Виктор Пушкин - Самая крупная победа
В комнату заглянула мать.
— Простудишься, — увидев открытую форточку, сказала она.
— Нет, мам! Не мешай…
Она покачала головой, затворила дверь, а я, снова отойдя на середину комнаты, стал вначале осторожно, потом все смелее и смелее и все меньше ощущая боль, делать зарядку. Правда, увлекшись, я несколько раз стукался то о книжный шкаф, то о стену или стол, шипя, тер ушибленное место, но не отступал. Вскоре мне было совершенно не холодно и ничего не больно. А когда я, разогревшись окончательно (вот почему все в зале называли зарядку разогревом), вышел на кухню, дядя Владя, сидевший в своей меховушке у окна, подозрительно спросил:
— Чего это ты сегодня такой красный?
Мать обернулась, ахнула:
— Геннадий!
Я посмотрел на свой живот: верно, красный. Ответил:
— Да так, мам. Я же делал зарядку. А сейчас отойди от раковины, я умываться по пояс стану…
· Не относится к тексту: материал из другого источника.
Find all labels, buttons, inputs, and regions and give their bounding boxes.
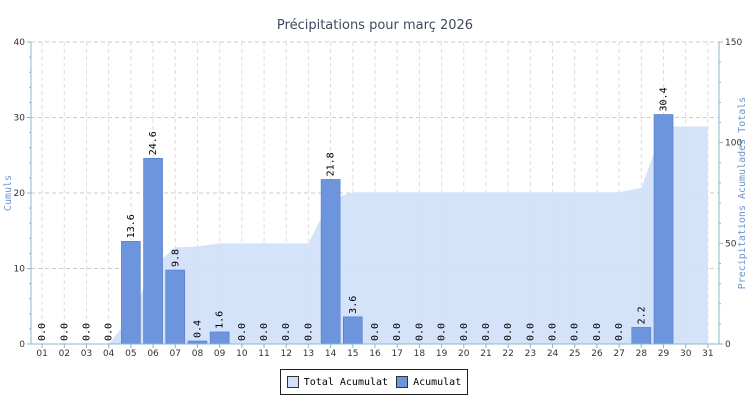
x-tick-label: 13 bbox=[303, 349, 314, 359]
x-tick-label: 01 bbox=[36, 349, 47, 359]
x-tick-label: 09 bbox=[214, 349, 226, 359]
y-left-tick-label: 0 bbox=[19, 340, 25, 350]
x-tick-label: 17 bbox=[391, 349, 402, 359]
legend-label-acumulat: Acumulat bbox=[413, 376, 462, 388]
bar-value-label: 1.6 bbox=[215, 311, 226, 329]
y-right-tick-label: 150 bbox=[725, 38, 742, 48]
bar-value-label: 9.8 bbox=[170, 249, 181, 267]
x-tick-label: 19 bbox=[436, 349, 448, 359]
acumulat-bar bbox=[121, 241, 141, 345]
data-labels-layer: 0.0 0.0 0.0 0.0 13.6 24.6 9.8 0.4 1.6 0.0 0.0 0.0 0.… bbox=[37, 87, 669, 341]
bar-value-label: 0.0 bbox=[370, 323, 381, 341]
bar-value-label: 0.0 bbox=[570, 323, 581, 341]
bar-value-label: 24.6 bbox=[148, 131, 159, 155]
x-tick-label: 27 bbox=[613, 349, 624, 359]
bar-value-label: 0.0 bbox=[303, 323, 314, 341]
bar-value-label: 0.0 bbox=[281, 323, 292, 341]
acumulat-bar bbox=[653, 114, 674, 345]
axes: 0 10 20 30 40 0 50 100 150 01 02 03 04 05 06 07 08 09 10 11… bbox=[14, 38, 743, 359]
bar-value-label: 30.4 bbox=[659, 87, 670, 111]
bar-value-label: 0.0 bbox=[437, 323, 448, 341]
bar-value-label: 0.0 bbox=[459, 323, 470, 341]
x-tick-label: 26 bbox=[591, 349, 603, 359]
x-tick-label: 25 bbox=[569, 349, 580, 359]
chart-legend: Total Acumulat Acumulat bbox=[280, 369, 468, 395]
legend-swatch-acumulat bbox=[396, 376, 409, 388]
x-tick-label: 20 bbox=[458, 349, 470, 359]
y-right-tick-label: 100 bbox=[725, 139, 742, 149]
x-tick-label: 08 bbox=[192, 349, 204, 359]
bar-value-label: 0.0 bbox=[392, 323, 403, 341]
x-tick-label: 28 bbox=[636, 349, 648, 359]
bar-value-label: 0.0 bbox=[37, 323, 48, 341]
acumulat-bar bbox=[209, 331, 230, 345]
x-tick-label: 12 bbox=[280, 349, 291, 359]
bar-value-label: 2.2 bbox=[636, 306, 647, 324]
bar-value-label: 0.0 bbox=[548, 323, 559, 341]
legend-label-total-acumulat: Total Acumulat bbox=[303, 376, 389, 388]
acumulat-bar bbox=[165, 269, 186, 345]
bar-value-label: 0.0 bbox=[414, 323, 425, 341]
y-axis-right-title: Precipitations Acumulades Totals bbox=[737, 97, 748, 290]
legend-item-acumulat: Acumulat bbox=[396, 376, 461, 388]
bar-value-label: 0.0 bbox=[503, 323, 514, 341]
y-left-tick-label: 20 bbox=[14, 189, 26, 199]
bar-value-label: 21.8 bbox=[326, 152, 337, 176]
x-tick-label: 07 bbox=[170, 349, 181, 359]
x-tick-label: 10 bbox=[236, 349, 248, 359]
x-tick-label: 18 bbox=[414, 349, 426, 359]
x-tick-label: 06 bbox=[147, 349, 159, 359]
acumulat-bar bbox=[343, 316, 363, 345]
acumulat-bars-layer bbox=[121, 114, 674, 345]
total-acumulat-area bbox=[42, 126, 708, 344]
x-tick-label: 05 bbox=[125, 349, 136, 359]
x-tick-label: 04 bbox=[103, 349, 115, 359]
x-tick-label: 31 bbox=[702, 349, 713, 359]
bar-value-label: 0.0 bbox=[614, 323, 625, 341]
bar-value-label: 0.4 bbox=[192, 320, 203, 338]
acumulat-bar bbox=[320, 179, 341, 345]
bar-value-label: 0.0 bbox=[259, 323, 270, 341]
bar-value-label: 0.0 bbox=[81, 323, 92, 341]
x-tick-label: 11 bbox=[258, 349, 269, 359]
y-left-tick-label: 40 bbox=[14, 38, 26, 48]
acumulat-bar bbox=[631, 327, 652, 345]
x-tick-label: 24 bbox=[547, 349, 559, 359]
x-tick-label: 22 bbox=[502, 349, 513, 359]
bar-value-label: 0.0 bbox=[592, 323, 603, 341]
y-left-tick-label: 30 bbox=[14, 114, 26, 124]
x-tick-label: 16 bbox=[369, 349, 381, 359]
bar-value-label: 0.0 bbox=[237, 323, 248, 341]
x-tick-label: 15 bbox=[347, 349, 358, 359]
acumulat-bar bbox=[143, 158, 163, 345]
bar-value-label: 0.0 bbox=[104, 323, 115, 341]
bar-value-label: 0.0 bbox=[525, 323, 536, 341]
x-tick-label: 21 bbox=[480, 349, 491, 359]
y-right-tick-label: 0 bbox=[725, 340, 731, 350]
bar-value-label: 3.6 bbox=[348, 296, 359, 314]
bar-value-label: 0.0 bbox=[59, 323, 70, 341]
x-tick-label: 29 bbox=[658, 349, 670, 359]
legend-swatch-total-acumulat bbox=[286, 376, 299, 388]
legend-item-total-acumulat: Total Acumulat bbox=[286, 376, 389, 388]
x-tick-label: 02 bbox=[59, 349, 70, 359]
x-tick-label: 30 bbox=[680, 349, 692, 359]
y-left-tick-label: 10 bbox=[14, 265, 26, 275]
y-axis-left-title: Cumuls bbox=[3, 175, 14, 211]
x-tick-label: 03 bbox=[81, 349, 92, 359]
y-right-tick-label: 50 bbox=[725, 239, 737, 249]
bar-value-label: 13.6 bbox=[126, 214, 137, 238]
x-tick-label: 14 bbox=[325, 349, 337, 359]
chart-title: Précipitations pour març 2026 bbox=[277, 18, 473, 33]
total-acumulat-area-layer bbox=[42, 126, 708, 344]
bar-value-label: 0.0 bbox=[481, 323, 492, 341]
x-tick-label: 23 bbox=[525, 349, 536, 359]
— Ты с ума сошел! Такой холод!
— Мам, ну нам же так велели. Понимаешь?
— Это где вам так велели? — сразу заинтересовался дядя Владя.
Я промолчал. Тогда он, понизив голос, сказал (мать как раз в комнату пошла):
— Эх, малый, чем по пояс-то зря мыться-полоскаться, Митьке бы шею намылил! Весь сарай наш изломал…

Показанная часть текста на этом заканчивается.